Housing data on Tuesday and Wednesday will be watched for any large departures from consensus, weekly unemployment on Friday as well.
EUR: Waiting for Draghi to drop the mic
Eurozone inflation led the economic calendar for Europe this week, but revealed little to excite markets. Inflation came in as-expected, confirming a slight slowdown in June and exactly in-line with the flash estimates.
The ZEW survey of economic sentiment in Germany and the euro area may garner some attention Tuesday, and all eyes are on July’s ECB meeting Thursday.
Investors will be concentrating on the language surrounding asset purchases, looking for hints on when and where the bank will scale back their massive stimulus programme. We think this is likely to be a non-event, as the ECB holds fast to the reigns of “not yet.”
GBP: Trouble at home?
Sterling moved lower Monday morning as the UK and EUR begin round two of Brexit negotiations. We will be closely monitoring headlines surrounding not only the meeting itself, but the domestic dealings within the British government. Infighting within Theresa May’s increasingly fractured conservative party could distort the message of the government’s aims in the negotiations, which would in turn weigh on the pound.
For those who didn’t catch the Daily Update today, 20 months might sound like plenty of time to negotiate a break with Europe, but it’s an intensely complicated process. The European Commission has 12 pages dedicated to regulate marketing standards for bananas (yes, really).
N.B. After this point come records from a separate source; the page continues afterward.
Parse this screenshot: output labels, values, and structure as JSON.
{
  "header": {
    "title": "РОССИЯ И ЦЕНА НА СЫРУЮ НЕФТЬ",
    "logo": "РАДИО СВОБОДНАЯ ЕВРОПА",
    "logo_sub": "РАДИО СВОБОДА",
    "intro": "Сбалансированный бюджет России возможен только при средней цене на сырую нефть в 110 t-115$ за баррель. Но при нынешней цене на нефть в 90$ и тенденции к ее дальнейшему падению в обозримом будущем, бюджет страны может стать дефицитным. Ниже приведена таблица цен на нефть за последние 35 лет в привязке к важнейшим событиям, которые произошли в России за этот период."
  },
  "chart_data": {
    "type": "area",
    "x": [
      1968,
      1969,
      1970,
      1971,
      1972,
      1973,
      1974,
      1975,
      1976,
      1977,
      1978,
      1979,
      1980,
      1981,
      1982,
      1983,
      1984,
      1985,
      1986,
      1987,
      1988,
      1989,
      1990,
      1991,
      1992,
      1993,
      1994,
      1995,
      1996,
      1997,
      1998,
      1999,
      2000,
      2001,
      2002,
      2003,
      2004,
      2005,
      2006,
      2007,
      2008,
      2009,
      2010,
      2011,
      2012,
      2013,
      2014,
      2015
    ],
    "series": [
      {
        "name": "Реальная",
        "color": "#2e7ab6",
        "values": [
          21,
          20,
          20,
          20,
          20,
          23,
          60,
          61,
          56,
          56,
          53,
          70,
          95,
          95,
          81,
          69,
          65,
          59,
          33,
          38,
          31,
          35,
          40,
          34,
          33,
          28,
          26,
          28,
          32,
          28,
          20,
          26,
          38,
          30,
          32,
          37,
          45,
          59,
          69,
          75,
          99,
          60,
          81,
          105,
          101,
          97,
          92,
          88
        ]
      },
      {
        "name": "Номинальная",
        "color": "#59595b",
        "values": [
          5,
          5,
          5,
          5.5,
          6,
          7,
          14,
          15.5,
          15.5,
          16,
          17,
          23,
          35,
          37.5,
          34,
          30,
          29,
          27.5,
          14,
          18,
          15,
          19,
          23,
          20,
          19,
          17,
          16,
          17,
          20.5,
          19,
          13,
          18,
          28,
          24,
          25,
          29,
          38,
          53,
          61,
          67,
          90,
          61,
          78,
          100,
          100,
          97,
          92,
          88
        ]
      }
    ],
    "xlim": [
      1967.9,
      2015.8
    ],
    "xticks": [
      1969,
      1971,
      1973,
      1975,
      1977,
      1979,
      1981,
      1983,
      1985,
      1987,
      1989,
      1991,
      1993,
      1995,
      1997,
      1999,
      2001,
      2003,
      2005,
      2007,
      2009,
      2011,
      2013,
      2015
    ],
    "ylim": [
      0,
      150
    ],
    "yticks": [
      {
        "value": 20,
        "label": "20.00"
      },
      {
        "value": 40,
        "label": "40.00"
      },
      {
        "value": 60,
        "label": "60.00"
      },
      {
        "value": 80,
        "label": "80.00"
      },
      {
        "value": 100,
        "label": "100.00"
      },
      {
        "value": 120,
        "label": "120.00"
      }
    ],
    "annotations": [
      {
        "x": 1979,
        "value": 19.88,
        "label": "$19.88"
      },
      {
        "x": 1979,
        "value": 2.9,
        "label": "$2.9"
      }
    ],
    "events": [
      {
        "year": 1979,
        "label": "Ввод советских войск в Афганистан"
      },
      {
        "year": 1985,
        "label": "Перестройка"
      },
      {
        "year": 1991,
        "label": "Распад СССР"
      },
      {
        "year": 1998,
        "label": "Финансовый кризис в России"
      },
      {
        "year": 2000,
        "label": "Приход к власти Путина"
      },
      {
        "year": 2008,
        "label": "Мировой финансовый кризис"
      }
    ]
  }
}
Bonus round: How well do you know Brexit? We’ve supplied the answer to question two of the Bloomberg Brexit Quiz, why not see how far you can get?
Tuesday and Thursday are the heavy-hitters for UK data. Tuesday, we delve into the nitty gritty details of price inflation, from the composite headline to core prices which continue to float higher thanks to a weaker currency. Thursday, retail sales should shed some light on consumer spending. Both of these are of vital importance to monetary policy. The Bank of England is torn on raising rates as rising inflation is depressing real wages and could curtail consumer spending.
AUD: Can China’s expansion carry Aus with it?
China’s economic expansion beat estimates in the second quarter. GDP growth accelerated, rising 6.9% annually. Demand at home and abroad spurred factory activity in June as well. Chinese industrial production expanded 7.6% year-over-year, well above analyst estimates of 6.5%.
This has helped the Australian dollar pickup after a slight dip overnight. Significant gains for AUD last week will look to domestic data to push higher against the greenback, and there is plenty in the pipeline.
The Reserve Bank of Australia’s meeting minutes will be released overnight Tuesday. Employment figures towards the end of the week will also be watched.
CAD: Living the high life
Canadian dollar is still living the euphoria of a hawkish Bank of Canada (BoC) rate rise last week. Oil prices were also firmer after Chinese growth accelerated more than expected in Q2 which should keep CAD fairly stable, especially given the quiet backdrop of US data.
Retail sales and inflation will break the silence Friday. Analysts are expecting inflation to slow in June, and an upside surprise would easily take CAD higher given Bank of Canada’s blatant optimism towards the economic outlook. The BoC emphasized that they see weaker data as “transitory” and will look through it towards a more optimistic long-term outlook. This should temper any downside surprises in our view.
JPY: Will Kuroda keep the faith
Yen was mixed last week, closing higher against the USD but lower against the CAD as monetary policy is expected to diverge from the two trading partners. We expect yen to follow trading flows against both of these currencies for the start of the week.
The Bank of Japan will conclude a two-day monetary policy meeting on Thursday and is broadly expected to leave policy unchanged. Their updated outlook report may include an upgrade to the economic assessment given recent comments from BoJ Governor Kuroda’s recent comments which seemed to take a more optimistic view on the economy after committing to more sovereign bond purchases to prop up the economy.